EP 127: Real Confidence- Staying Confident When Criticism Hits Hard

You know what we don’t talk enough about?  Nasty feedback. 

Not constructive feedback. Not “well-meaning suggestions.” I mean the kind that lands sideways, feels personal and makes your stomach drop before your brain can catch up. The kind that instantly puts you on the defense, even if a tiny part of you wonders whether there’s something in there worth paying attention to.

This episode came out of years of being on stages, publishing work, putting ideas into the world and inevitably getting feedback that stings. No matter how much praise surrounds it, a sharp comment still finds a way to linger. I wanted to talk honestly about that moment: the internal scramble between wanting to dismiss it completely and secretly replaying it later, wondering if it says something uncomfortable about you.

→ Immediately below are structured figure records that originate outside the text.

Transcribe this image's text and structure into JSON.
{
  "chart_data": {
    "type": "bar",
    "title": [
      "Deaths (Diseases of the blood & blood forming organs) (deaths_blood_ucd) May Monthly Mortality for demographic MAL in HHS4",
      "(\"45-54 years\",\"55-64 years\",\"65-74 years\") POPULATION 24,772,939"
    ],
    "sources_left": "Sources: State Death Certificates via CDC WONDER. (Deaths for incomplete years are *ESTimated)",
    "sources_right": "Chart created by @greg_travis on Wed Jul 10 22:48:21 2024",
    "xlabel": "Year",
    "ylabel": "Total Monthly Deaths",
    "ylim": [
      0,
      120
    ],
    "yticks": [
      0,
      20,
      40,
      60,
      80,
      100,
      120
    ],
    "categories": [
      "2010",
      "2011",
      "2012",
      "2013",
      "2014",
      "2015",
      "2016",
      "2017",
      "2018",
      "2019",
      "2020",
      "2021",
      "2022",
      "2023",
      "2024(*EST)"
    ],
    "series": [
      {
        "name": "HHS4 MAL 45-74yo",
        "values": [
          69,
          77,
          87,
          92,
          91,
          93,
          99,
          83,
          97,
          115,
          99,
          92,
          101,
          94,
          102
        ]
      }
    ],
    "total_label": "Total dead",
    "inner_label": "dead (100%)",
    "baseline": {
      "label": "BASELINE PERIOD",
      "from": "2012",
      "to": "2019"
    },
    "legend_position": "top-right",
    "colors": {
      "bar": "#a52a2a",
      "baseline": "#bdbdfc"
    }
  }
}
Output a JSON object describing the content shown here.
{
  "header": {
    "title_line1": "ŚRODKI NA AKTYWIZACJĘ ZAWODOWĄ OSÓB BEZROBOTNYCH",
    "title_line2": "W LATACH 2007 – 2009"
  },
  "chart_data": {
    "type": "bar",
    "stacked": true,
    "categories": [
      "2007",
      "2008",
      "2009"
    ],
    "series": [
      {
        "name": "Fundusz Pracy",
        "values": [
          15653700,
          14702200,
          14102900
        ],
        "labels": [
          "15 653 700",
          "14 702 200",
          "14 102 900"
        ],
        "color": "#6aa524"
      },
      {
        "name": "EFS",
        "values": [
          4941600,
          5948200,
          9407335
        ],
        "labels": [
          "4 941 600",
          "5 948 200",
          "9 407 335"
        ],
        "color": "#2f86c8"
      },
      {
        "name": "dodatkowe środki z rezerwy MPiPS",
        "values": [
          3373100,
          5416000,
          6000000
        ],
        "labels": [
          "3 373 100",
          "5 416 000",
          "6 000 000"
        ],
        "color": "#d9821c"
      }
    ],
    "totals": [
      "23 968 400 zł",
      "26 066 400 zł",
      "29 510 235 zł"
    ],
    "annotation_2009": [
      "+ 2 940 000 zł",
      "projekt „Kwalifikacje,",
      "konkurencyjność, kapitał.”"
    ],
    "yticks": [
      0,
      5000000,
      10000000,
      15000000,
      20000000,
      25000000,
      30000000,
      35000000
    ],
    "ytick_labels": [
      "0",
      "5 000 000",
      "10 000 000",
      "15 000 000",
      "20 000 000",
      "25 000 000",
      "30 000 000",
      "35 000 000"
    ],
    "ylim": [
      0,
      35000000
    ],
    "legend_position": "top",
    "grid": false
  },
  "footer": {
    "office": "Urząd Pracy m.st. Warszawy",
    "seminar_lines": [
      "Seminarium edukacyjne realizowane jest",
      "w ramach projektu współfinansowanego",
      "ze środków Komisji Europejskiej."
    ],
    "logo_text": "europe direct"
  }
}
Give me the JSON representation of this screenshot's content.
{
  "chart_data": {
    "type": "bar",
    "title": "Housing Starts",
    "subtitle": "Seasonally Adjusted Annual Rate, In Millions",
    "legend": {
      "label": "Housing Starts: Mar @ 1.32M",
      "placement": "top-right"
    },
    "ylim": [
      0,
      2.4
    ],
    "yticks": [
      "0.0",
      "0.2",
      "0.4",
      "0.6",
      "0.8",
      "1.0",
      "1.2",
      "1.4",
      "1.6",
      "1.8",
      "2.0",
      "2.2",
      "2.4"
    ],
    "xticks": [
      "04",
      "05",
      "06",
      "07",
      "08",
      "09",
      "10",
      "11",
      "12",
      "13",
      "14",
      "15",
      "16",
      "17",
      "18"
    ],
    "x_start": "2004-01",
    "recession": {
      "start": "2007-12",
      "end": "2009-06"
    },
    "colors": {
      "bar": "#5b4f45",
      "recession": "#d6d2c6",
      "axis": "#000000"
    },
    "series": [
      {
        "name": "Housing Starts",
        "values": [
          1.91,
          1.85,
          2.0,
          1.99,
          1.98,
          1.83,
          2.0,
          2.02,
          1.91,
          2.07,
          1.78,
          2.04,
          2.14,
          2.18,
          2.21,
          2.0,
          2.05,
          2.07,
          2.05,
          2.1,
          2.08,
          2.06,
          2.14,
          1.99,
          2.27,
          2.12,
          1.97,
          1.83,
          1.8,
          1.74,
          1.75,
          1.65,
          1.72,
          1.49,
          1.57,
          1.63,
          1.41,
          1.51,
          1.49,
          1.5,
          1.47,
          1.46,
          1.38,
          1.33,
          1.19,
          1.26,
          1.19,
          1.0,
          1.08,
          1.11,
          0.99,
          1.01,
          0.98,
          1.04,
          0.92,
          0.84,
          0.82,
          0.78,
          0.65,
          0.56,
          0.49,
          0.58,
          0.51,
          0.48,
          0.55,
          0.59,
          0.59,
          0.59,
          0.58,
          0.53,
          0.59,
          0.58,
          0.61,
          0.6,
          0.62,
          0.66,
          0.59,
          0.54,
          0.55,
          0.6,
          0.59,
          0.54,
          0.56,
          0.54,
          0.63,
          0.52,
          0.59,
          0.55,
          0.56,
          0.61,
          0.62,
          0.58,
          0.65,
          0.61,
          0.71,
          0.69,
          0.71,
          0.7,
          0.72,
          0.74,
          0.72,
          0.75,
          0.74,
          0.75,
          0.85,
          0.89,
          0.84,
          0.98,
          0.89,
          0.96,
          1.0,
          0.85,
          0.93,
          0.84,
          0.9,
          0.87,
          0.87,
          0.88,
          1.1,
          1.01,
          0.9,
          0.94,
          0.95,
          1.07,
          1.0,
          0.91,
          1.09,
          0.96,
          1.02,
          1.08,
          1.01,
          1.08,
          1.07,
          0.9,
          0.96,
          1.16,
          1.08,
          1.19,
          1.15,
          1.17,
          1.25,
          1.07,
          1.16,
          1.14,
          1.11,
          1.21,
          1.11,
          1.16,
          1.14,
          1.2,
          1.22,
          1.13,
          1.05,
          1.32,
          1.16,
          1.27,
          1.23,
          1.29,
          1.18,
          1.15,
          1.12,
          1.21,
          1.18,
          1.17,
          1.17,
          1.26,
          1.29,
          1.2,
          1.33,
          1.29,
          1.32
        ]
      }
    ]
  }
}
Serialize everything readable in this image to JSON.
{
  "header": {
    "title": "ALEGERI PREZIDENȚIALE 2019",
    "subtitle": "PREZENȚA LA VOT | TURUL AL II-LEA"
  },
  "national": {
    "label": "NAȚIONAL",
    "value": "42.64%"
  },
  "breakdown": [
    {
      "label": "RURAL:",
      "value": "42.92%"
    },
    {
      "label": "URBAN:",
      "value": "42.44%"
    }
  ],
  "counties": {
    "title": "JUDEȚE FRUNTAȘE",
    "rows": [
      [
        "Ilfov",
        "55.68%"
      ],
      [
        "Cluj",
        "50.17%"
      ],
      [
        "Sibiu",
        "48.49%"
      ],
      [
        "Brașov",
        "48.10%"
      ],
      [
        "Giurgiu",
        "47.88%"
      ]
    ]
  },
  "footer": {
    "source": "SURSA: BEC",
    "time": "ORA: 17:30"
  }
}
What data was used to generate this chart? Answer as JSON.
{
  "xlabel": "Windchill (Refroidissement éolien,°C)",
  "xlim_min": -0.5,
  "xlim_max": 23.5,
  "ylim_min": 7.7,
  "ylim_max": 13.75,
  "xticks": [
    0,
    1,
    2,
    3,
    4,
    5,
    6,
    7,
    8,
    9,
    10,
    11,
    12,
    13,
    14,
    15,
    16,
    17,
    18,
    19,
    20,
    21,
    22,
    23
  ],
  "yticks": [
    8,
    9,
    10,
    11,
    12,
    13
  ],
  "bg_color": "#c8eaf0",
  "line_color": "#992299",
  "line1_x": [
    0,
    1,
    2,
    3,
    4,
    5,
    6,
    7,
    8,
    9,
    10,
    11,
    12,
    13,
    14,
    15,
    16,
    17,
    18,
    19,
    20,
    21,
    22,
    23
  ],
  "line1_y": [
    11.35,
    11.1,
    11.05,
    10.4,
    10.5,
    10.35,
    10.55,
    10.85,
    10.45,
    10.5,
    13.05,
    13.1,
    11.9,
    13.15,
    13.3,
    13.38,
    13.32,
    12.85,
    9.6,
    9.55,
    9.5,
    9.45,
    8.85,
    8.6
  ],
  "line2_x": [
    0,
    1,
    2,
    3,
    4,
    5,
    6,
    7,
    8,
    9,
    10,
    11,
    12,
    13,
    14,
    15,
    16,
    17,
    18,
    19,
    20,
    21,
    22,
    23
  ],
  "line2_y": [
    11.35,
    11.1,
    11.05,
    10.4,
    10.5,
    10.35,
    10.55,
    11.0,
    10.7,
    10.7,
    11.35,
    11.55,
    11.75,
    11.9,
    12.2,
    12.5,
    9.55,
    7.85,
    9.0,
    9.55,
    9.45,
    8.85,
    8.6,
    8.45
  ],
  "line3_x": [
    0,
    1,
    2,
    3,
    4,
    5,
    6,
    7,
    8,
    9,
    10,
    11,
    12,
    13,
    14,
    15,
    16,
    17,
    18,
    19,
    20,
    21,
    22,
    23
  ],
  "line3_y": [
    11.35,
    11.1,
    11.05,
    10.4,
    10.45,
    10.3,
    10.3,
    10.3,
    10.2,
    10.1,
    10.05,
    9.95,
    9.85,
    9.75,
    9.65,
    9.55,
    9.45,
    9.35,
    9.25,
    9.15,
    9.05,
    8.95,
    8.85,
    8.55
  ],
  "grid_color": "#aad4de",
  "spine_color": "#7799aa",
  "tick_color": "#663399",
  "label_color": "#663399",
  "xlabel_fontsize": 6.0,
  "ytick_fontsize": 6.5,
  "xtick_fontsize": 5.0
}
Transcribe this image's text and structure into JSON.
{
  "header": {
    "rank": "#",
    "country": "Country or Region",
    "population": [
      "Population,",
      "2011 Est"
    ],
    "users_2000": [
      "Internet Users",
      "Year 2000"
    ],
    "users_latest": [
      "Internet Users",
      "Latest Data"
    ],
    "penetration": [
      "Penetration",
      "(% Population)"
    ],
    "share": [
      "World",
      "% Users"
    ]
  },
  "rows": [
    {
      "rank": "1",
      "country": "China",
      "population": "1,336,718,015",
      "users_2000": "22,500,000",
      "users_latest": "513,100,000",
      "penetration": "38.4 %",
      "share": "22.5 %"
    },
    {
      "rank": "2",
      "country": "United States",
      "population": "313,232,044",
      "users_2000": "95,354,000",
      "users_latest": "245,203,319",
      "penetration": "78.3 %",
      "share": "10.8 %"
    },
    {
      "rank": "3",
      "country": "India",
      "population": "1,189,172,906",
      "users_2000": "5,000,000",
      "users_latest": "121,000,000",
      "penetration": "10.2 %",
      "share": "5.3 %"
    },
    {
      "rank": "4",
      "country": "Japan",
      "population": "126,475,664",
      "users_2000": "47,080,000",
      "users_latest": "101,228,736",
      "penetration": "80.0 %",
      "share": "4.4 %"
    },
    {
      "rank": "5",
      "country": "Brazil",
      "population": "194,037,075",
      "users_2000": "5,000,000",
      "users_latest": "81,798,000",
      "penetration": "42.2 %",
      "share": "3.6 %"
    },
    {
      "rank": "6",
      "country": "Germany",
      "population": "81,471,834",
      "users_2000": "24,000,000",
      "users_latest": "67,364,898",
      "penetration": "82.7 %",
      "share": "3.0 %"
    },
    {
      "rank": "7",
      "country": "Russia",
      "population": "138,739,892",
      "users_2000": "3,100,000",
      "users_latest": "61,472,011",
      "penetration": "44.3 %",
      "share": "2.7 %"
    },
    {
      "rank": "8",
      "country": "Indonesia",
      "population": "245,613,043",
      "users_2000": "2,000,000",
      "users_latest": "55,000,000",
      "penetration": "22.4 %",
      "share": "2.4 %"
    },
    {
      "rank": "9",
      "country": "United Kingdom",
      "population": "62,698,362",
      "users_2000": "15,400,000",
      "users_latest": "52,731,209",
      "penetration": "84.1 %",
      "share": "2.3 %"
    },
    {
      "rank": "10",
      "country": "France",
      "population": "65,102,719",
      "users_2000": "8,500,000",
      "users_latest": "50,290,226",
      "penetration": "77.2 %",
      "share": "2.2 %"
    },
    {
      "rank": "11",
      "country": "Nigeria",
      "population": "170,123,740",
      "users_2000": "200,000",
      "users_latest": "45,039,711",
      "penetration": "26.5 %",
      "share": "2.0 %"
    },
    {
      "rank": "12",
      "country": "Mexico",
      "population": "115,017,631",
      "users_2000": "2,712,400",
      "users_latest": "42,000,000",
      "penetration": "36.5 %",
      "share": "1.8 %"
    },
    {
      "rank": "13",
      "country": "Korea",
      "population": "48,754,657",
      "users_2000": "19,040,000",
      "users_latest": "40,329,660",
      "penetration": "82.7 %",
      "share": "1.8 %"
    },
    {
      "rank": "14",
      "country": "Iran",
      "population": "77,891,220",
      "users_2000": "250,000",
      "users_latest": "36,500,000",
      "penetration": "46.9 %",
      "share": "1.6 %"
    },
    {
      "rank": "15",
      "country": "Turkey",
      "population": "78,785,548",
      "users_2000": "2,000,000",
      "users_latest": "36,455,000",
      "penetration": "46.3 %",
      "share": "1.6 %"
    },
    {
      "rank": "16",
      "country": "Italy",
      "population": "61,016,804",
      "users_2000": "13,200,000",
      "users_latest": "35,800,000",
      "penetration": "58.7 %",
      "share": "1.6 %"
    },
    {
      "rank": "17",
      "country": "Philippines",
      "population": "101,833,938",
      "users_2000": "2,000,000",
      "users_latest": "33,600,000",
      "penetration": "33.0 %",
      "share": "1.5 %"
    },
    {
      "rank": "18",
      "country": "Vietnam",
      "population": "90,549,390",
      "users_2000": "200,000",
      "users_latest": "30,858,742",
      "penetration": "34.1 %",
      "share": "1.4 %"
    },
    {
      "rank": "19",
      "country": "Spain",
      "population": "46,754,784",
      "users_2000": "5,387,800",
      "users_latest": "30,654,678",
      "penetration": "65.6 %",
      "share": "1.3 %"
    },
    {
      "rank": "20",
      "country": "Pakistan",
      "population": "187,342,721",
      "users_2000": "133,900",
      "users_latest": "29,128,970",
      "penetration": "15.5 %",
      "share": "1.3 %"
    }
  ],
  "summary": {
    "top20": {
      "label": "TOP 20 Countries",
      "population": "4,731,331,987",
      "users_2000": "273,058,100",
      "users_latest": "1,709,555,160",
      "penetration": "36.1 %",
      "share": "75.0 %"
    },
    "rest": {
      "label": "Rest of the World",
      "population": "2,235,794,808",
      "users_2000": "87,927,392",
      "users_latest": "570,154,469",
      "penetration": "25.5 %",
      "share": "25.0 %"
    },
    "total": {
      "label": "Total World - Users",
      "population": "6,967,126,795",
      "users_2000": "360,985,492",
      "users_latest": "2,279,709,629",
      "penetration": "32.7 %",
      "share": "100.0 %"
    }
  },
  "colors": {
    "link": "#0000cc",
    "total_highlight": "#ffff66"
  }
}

What I explore here isn’t about becoming thicker-skinned or pretending criticism doesn’t matter. It’s about what confidence actually looks like after the feedback hits. The pause. The emotional surge. And how quickly confidence can wobble if we don’t know how to separate who we are from what someone just said about our work, our presence or our performance.

There’s also a quieter question underneath all of this: what responsibility do we have once the feedback is in our hands? 

This episode is an invitation to rethink how you engage with criticism that feels unfair, clumsy or poorly delivered and how to stay grounded enough to decide what, if anything, deserves your energy. 

Because confident people aren’t immune to feedback—they’re just better at not letting it run the show.